Non è la storia raccontata sui libri, non quella delle battaglie, non quella dei generali, ma quella letta negli occhi di giovani soldati che vedono per la prima volta la morte. Tutti e quattro i protagonisti di questo documentario parlano di una guerra quasi disincantata, almeno all'inizio. La loro decisione di combattere era stata avventata, istintiva, emotiva, proprio come si fa a vent'anni. Non era stata la ragione a portarli oltre oceano, ma il cuore. Figli di italiani, erano nati nè qua nè la, un pò in mezzo all'oceano. Non erano nè americani nè italiani. Racconta Frank Monteleone, veterano di guerra presente alla proiezione del lavoro di Curti: “A casa parlavo italiano con la mia famiglia, ma con gli amici e a scuola parlavo inglese”. Un pò come facevano gli italiani con il dialetto. Lo confermano le parole di Fred: “Sono cresciuto in una famiglia di 14 persone nella stessa casa”. Una realtà tutta “italiana” accomunava questi ragazzi a quelli della penisola più povera, stretta tra la fame e l'ignoranza: il mondo della casa, con i tanti figli e il pane da dividere, così lontano da quello della società, italiana o americana che fosse.

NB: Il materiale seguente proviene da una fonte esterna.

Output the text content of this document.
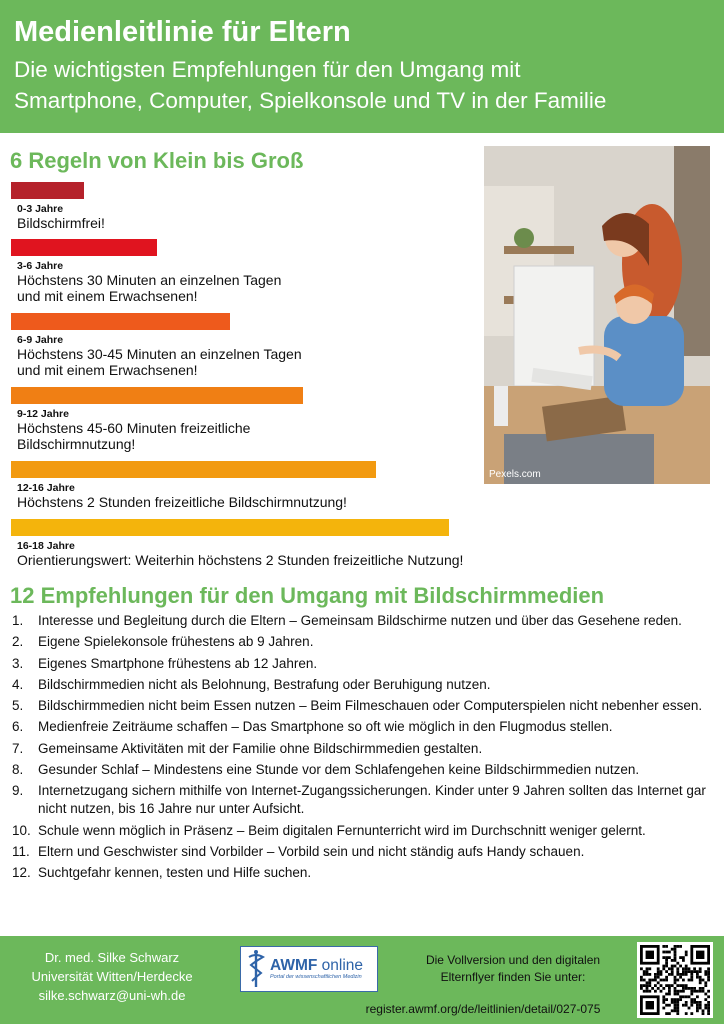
Medienleitlinie für Eltern
Die wichtigsten Empfehlungen für den Umgang mit
Smartphone, Computer, Spielkonsole und TV in der Familie
6 Regeln von Klein bis Groß
0-3 Jahre
Bildschirmfrei!
3-6 Jahre
Höchstens 30 Minuten an einzelnen Tagen
und mit einem Erwachsenen!
6-9 Jahre
Höchstens 30-45 Minuten an einzelnen Tagen
und mit einem Erwachsenen!
9-12 Jahre
Höchstens 45-60 Minuten freizeitliche
Bildschirmnutzung!
12-16 Jahre
Höchstens 2 Stunden freizeitliche Bildschirmnutzung!
16-18 Jahre
Orientierungswert: Weiterhin höchstens 2 Stunden freizeitliche Nutzung!
Pexels.com
12 Empfehlungen für den Umgang mit Bildschirmmedien
1.	Interesse und Begleitung durch die Eltern – Gemeinsam Bildschirme nutzen und über das Gesehene reden.
2.	Eigene Spielekonsole frühestens ab 9 Jahren.
3.	Eigenes Smartphone frühestens ab 12 Jahren.
4.	Bildschirmmedien nicht als Belohnung, Bestrafung oder Beruhigung nutzen.
5.	Bildschirmmedien nicht beim Essen nutzen – Beim Filmeschauen oder Computerspielen nicht nebenher essen.
6.	Medienfreie Zeiträume schaffen – Das Smartphone so oft wie möglich in den Flugmodus stellen.
7.	Gemeinsame Aktivitäten mit der Familie ohne Bildschirmmedien gestalten.
8.	Gesunder Schlaf – Mindestens eine Stunde vor dem Schlafengehen keine Bildschirmmedien nutzen.
9.	Internetzugang sichern mithilfe von Internet-Zugangssicherungen. Kinder unter 9 Jahren sollten das Internet gar nicht nutzen, bis 16 Jahre nur unter Aufsicht.
10. Schule wenn möglich in Präsenz – Beim digitalen Fernunterricht wird im Durchschnitt weniger gelernt.
11. Eltern und Geschwister sind Vorbilder – Vorbild sein und nicht ständig aufs Handy schauen.
12. Suchtgefahr kennen, testen und Hilfe suchen.
Dr. med. Silke Schwarz
Universität Witten/Herdecke
silke.schwarz@uni-wh.de
AWMF online
Portal der wissenschaftlichen Medizin
Die Vollversion und den digitalen
Elternflyer finden Sie unter:
register.awmf.org/de/leitlinien/detail/027-075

I protagonisti del documentario sono italo-americani più simili agli italiani mai conosciuti che agli americani con cui condividevano la vita. Tuttavia, sembra che solo il pubblico americano abbia capito davvero l'essenza di queste storie. “Proiettare questo film qui ha tutto un altro sapore – dice il regista – La risposta del pubblico che ho riscontrato qui è più forte, con delle emozioni che non ho visto nelle sale italiane. È una storia che appartiene al pubblico americano. In Italia invece la vicenda degli italo americani è vista come qualcosa di esotico, fa ridere, è una cosa simpatica sentire qualcuno parlare nel dialetto parlermitano con l'accento americano”.
Se le storie narrate sono storie personali, lo è anche quella che ha spinto il regista a raccontarle. “Mi è sempre piaciuto ascoltare le persone anziane che raccontano storie – dice Curti – Mio nonno è stato il primo. Avevo preso l'abitudine di registrarlo quando mi raccontava della guerra, ma poi ho perso tutto il materiale”. Quella voce ora Marco Curti l'ha ritrovata in un italiano a metà tra il dialetto e l'americano di altri nonni, combattenti in guerra e a casa propria.
“Vivevo diviso in due identità – racconta l'abruzzese Gene Giannnobile – una da “nemico interno”, perchè ero italiano, e un'altra da soldato per il paese che mi aveva appena dichiarato nemico interno. Tutto ciò era assurdo”.
Restano i ricordi, i dolori e le sofferenze, l'esperienza comune di una generazione che ha avuto paura di morire di guerra e di fame. Resta per alcuni anche il senso di onore per aver combattuto per un obiettivo nobile e collettivo. “Sono molto orgoglioso di aver avuto l'opportunità di aiutare a liberare la mia terra natale dall'oppressione dei tedeschi e dei fascisti”, dice sicuro di sè Al Soria, veterano di origini ebraiche, figlio di un importante dirigente Fiat, costretto a fuggire dall'Italia fascista perchè “non ariano”.
“Ognuno ha vissuto l'esperienza della guerra e il ritorno in Italia in maniera diversa – spiega Curti – e le ragioni da cui erano spinti sono molteplici: dalla costrizione, la leva obbligatoria, alla volontà di riscattare l'Italia e riportarla alla libertà”.